Andika juga mencabut larangan merekrut keturunan anggota Partai Komunis Indonesia (PKI) ke dalam militer, sehingga mendapat pujian dari kelompok hak asasi manusia sekaligus menimbulkan pertanyaan tentang upaya untuk meningkatkan kredibilitasnya yang pro-hak asasi manusia.
Meskipun ia menghindari ambisi politik apa pun saat ia pertama kali menduduki jabatan puncak, pensiunnya ia telah memicu perbincangan mengenai apakah ia akan menapaki jalur politik dan meraih jabatan tinggi pada tahun 2024.
Anak baru di blok itu
Namun politik adalah permainan yang sangat berbeda, kata Made Supriatma, peneliti tamu Program Studi Indonesia di ISEAS-Yusof Ishak Institute.
Di negara yang konstitusinya mewajibkan partai politik untuk mencalonkan calon presiden, Andika, yang tidak memiliki “akar kuat” di partai mana pun, harus membuktikan banyak hal.
“Politik partai dan politik militer adalah dua realitas yang sangat berbeda. Dia perlu memulai kembali dan bekerja dari bawah untuk membangun kredibilitas dan membuktikan bahwa dia layak menjadi politisi yang cakap,” kata Made kepada The Jakarta Post.
Partai NasDem sebelumnya menyebut Andika di antara tiga calon presiden pilihannya, sebelum akhirnya menyatakan mantan Gubernur Jakarta Anies Baswedan sebagai calon pilihannya.
Dengan latar belakang nasionalis sekulernya, Andika kini disebut-sebut sebagai calon potensial Anies, karena keberhasilan Anies dalam pemilu gubernur Jakarta tahun 2017 sangat dipengaruhi oleh politik identitas agama.
Ada pula yang berpendapat bahwa ia berpotensi menjadi calon wakil presiden putri Megawati, Puan Maharani, yang kemungkinan akan menjadi calon presiden dari Partai Demokrasi Indonesia Perjuangan (PDI-P).
Namun sesama purnawirawan militer dan Ketua Umum Partai Demokrat Agus Harimurti Yudhoyono, yang juga merupakan kandidat terdepan untuk posisi wakil presiden, tidak akan terlalu tertarik dengan gagasan untuk ditantang oleh Andika, kata Made.
“Bahkan AHY yang belum berpengalaman pun akan bertanya kepadanya: ‘Siapa kamu?
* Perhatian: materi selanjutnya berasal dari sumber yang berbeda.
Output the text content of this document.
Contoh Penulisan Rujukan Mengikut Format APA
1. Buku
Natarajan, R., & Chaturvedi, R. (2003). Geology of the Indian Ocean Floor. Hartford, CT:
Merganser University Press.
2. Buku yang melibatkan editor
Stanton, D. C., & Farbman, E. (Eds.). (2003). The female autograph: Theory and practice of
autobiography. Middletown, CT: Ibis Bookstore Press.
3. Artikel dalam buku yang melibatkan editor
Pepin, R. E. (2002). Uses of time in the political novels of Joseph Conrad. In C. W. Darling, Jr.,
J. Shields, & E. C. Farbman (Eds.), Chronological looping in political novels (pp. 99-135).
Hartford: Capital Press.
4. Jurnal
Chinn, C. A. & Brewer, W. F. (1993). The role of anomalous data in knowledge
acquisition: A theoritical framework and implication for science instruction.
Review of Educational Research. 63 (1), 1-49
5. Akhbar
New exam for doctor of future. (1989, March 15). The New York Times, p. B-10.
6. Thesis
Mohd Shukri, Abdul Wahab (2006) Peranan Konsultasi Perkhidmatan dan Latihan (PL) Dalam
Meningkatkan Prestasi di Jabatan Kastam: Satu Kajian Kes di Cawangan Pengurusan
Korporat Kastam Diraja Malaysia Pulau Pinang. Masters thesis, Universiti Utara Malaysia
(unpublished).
Saya mencalonkan diri sebagai gubernur meskipun saya kalah. Saya mengalahkan mantan jenderal yang mencoba mengambil alih partai saya.’”
Lapangan yang ramai
Menurut beberapa jajak pendapat publik, masih banyak pemilih yang lebih memilih pemimpin berlatar belakang militer karena mereka dinilai tegas dan memiliki kualitas kepemimpinan yang kuat.
Namun, sebagai orang termuda yang berkarier di militer yang bersaing memperebutkan tiket pemilu 2024, Andika memiliki nilai elektabilitas yang relatif rendah dibandingkan dengan Agus atau Ketua Umum Partai Gerindra Prabowo Subianto, namun merupakan pensiunan jenderal dan tiga orang. waktu pemilihan calon.
“Jika dia memiliki kemauan dan keberanian untuk mencalonkan diri pada tahun 2024, dia memiliki waktu kurang dari satu tahun untuk membangun basis dukungan dan meyakinkan partai-partai untuk mendukung pencalonannya. Namun hal itu tidak akan mudah karena banyak pemain di lapangan,” kata Ahmad Khoirul Umam, dosen Universitas Paramadina.